Over the past 20 years, the roster of visiting writers—which includes novelists, poets, journalists, biographers, and more—has grown into a must-read list of the best and the brightest. (For a list of past presenters, click here.) Besides speaking and answering questions in a public session, the guests spend time with the Writers’ Workshop class. Those students prepare by studying the author’s work—making the master class like an exceptionally well-sourced book club. It’s also a chance for the kids to ask a working writer just how it’s done. As Lisa Levchuk, the first teacher of the program, remembers, “It was always great to see the look on their faces when they realized that writing is a job like so many other jobs, one that requires the commitment to show up at a desk every day.”
Sometimes the writers will take over teaching duties for the hour, as happened this past year with Nic Stone, author of the young adult book Dear Martin. “She came and did a bunch of on-the-spot exercises with my class,” says Matt Liebowitz, the current teacher. “It dovetailed with something I’ve been stressing with the class for weeks already, which was ideal!”
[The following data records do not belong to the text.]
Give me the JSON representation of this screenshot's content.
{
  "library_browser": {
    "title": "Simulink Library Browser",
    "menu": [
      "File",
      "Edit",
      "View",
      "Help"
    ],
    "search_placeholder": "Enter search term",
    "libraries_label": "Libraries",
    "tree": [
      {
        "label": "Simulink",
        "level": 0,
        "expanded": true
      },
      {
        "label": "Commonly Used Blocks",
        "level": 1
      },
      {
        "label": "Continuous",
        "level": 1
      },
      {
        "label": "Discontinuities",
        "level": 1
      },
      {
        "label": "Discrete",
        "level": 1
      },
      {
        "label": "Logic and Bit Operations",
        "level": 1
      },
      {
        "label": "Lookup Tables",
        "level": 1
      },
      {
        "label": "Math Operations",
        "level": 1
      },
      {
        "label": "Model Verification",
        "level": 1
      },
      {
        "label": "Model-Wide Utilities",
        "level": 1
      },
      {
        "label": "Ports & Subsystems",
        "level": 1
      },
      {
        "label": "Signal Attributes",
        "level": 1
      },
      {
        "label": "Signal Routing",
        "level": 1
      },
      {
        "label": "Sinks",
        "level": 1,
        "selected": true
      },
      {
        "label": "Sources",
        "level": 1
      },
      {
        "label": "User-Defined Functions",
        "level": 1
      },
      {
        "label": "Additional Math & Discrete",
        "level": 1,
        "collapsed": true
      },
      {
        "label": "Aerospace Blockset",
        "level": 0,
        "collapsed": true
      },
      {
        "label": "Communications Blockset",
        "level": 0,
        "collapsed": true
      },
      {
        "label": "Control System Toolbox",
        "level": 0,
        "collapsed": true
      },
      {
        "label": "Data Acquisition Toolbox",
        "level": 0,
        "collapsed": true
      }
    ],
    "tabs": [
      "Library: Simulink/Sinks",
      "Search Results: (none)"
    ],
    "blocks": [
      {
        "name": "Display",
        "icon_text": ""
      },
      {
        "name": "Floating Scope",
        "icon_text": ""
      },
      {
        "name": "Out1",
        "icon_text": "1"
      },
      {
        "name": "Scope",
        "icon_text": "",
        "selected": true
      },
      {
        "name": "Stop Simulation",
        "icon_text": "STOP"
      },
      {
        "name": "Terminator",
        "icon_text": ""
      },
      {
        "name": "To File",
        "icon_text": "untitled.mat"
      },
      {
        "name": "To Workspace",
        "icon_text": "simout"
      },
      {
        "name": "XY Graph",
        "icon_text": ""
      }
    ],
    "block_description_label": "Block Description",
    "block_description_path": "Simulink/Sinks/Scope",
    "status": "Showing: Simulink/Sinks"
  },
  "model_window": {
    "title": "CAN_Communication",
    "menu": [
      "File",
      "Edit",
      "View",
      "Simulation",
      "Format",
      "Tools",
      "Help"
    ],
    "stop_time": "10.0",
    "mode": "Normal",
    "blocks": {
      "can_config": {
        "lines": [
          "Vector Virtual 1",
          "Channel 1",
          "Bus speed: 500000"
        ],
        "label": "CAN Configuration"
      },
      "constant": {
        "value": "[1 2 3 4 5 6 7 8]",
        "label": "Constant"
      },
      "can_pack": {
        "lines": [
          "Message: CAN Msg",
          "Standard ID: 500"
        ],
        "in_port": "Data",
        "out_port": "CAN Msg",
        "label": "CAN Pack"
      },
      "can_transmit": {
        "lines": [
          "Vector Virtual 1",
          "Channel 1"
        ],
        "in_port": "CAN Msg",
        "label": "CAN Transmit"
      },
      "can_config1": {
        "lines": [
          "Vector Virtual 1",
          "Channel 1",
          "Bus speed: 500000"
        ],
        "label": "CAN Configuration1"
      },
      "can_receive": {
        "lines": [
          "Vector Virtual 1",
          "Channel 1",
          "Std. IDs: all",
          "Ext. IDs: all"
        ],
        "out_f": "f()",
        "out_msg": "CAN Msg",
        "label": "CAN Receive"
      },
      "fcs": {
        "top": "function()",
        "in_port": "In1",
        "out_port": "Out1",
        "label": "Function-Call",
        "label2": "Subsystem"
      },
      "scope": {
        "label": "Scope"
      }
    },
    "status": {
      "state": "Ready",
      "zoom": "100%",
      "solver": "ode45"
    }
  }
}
The program’s longevity has, almost inevitably, resulted in a Williston alumna returning as a guest speaker: Jennifer duBois ’02, the author of the acclaimed novels A Partial History of Lost Causes and Cartwheel. During her two visits (2012 and 2014), she spoke highly of her experiences as a student in the Workshop. “The author Frederick Reiken talked to us about writing beyond your own experience, and how maybe you do have to ‘write what you know,’ but that ‘you know more than you think you do’—which opened up the entire concept of fiction for me,” duBois says.
The Workshop has cemented itself as one of the things that make Williston such a extraordinary place. “I cannot say enough about the rare opportunity this class gives high school students to meet and discuss the craft with writers of every stripe,” says Levchuk. “This program is very special,” Liebowitz says simply. “It’s important that we have it.”